Dubbo Chamber of Commerce president advises sick workers to stay home

STAY HOME: Dubbo Chamber of Commerce president Matt Wright has joined a queue of people urging victims of flu to help prevent its spread by staying home. Photo: File

STAY HOME: Dubbo Chamber of Commerce president Matt Wright has joined a queue of people urging victims of flu to help prevent its spread by staying home. Photo: File

Dubbo Chamber of Commerce president Matt Wright is telling employees not to soldier on when they have influenza (flu) while applauding employers who send sick workers home.

The business leader has joined a queue of people urging victims of flu to help prevent its spread by staying home.

On Wednesday there were 559 confirmed cases within the Western NSW Local Health District, up 236 on the 323 recorded in the same periods in 2016.

The NSW Health Influenza Surveillance Report for the week ending August 13 revealed a surge of flu cases in the health district.

In the seven-day period 180 cases were confirmed, compared to an average 61 per week in the previous month.

The health district’s director of nursing and midwifery Adrian Fahy has told the community to “ask sick people to stay away until they are well”.

The advice has got the thumbs up from community members on the Daily Liberal’s Facebook page.

 “I stay away when l have a cold etc and l expect the same courtesy from others,” Gail Scanlon said.
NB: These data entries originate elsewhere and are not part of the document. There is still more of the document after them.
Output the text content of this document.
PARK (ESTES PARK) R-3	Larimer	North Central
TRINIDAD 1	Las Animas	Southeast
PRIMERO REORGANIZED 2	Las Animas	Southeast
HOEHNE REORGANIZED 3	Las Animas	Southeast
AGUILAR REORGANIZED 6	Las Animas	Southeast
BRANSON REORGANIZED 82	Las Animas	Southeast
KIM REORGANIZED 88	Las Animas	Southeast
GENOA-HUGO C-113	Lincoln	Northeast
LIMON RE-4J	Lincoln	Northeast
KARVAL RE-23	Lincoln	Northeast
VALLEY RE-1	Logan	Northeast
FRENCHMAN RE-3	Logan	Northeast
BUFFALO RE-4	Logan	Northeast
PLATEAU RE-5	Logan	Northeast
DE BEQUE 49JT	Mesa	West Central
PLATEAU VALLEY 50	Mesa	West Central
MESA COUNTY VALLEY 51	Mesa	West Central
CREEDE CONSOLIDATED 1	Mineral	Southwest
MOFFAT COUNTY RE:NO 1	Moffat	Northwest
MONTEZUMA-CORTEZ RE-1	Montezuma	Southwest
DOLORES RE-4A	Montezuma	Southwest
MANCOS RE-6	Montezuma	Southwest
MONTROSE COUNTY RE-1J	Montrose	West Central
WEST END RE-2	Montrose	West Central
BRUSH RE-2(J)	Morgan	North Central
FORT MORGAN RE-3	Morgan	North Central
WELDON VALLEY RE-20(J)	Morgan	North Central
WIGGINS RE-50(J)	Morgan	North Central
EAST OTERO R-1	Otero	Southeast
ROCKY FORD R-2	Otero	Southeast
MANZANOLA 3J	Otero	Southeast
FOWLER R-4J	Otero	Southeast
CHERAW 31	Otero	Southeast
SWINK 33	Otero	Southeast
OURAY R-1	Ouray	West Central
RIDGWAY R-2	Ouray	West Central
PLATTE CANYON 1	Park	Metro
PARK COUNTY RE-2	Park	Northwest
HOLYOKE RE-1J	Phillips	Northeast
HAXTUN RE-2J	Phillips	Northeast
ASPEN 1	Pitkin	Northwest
Shanaine Louise said it was “common courtesy to stay home and get well”.

“Sharing the flu is unnecessary and hard to avoid in an enclosed workplace,” Debra Gale said.

Mr Wright said the chamber heard from employers of staff “staying on when they are sick”, leading to the spread of flu and “further absenteeism and and loss of productivity”.

He said a “lot of employees” felt obligated to turn up to work despite being sick.

“They want to be there and get the job done and ..don’t want to let the rest of the team down,” the president said.

“But by turning up sick you potentially are letting the rest of the team down by bringing your  sickness into work.

“I think it is really a matter of staff using their employee benefits of sick leave. That is exactly what it is for, genuine sickness.”

“I’d like to think that a majority of businesses owners happily let their staff avail themselves of sick days legitimately, especially this time of year.”

Mr Wright said employers were doing themselves and others a favour when advising sick workers to go home.

“For business owners to make that decision to send a staff member home is really potentially protecting the  other staff but also the future and short-term productivity of the business itself,” he said.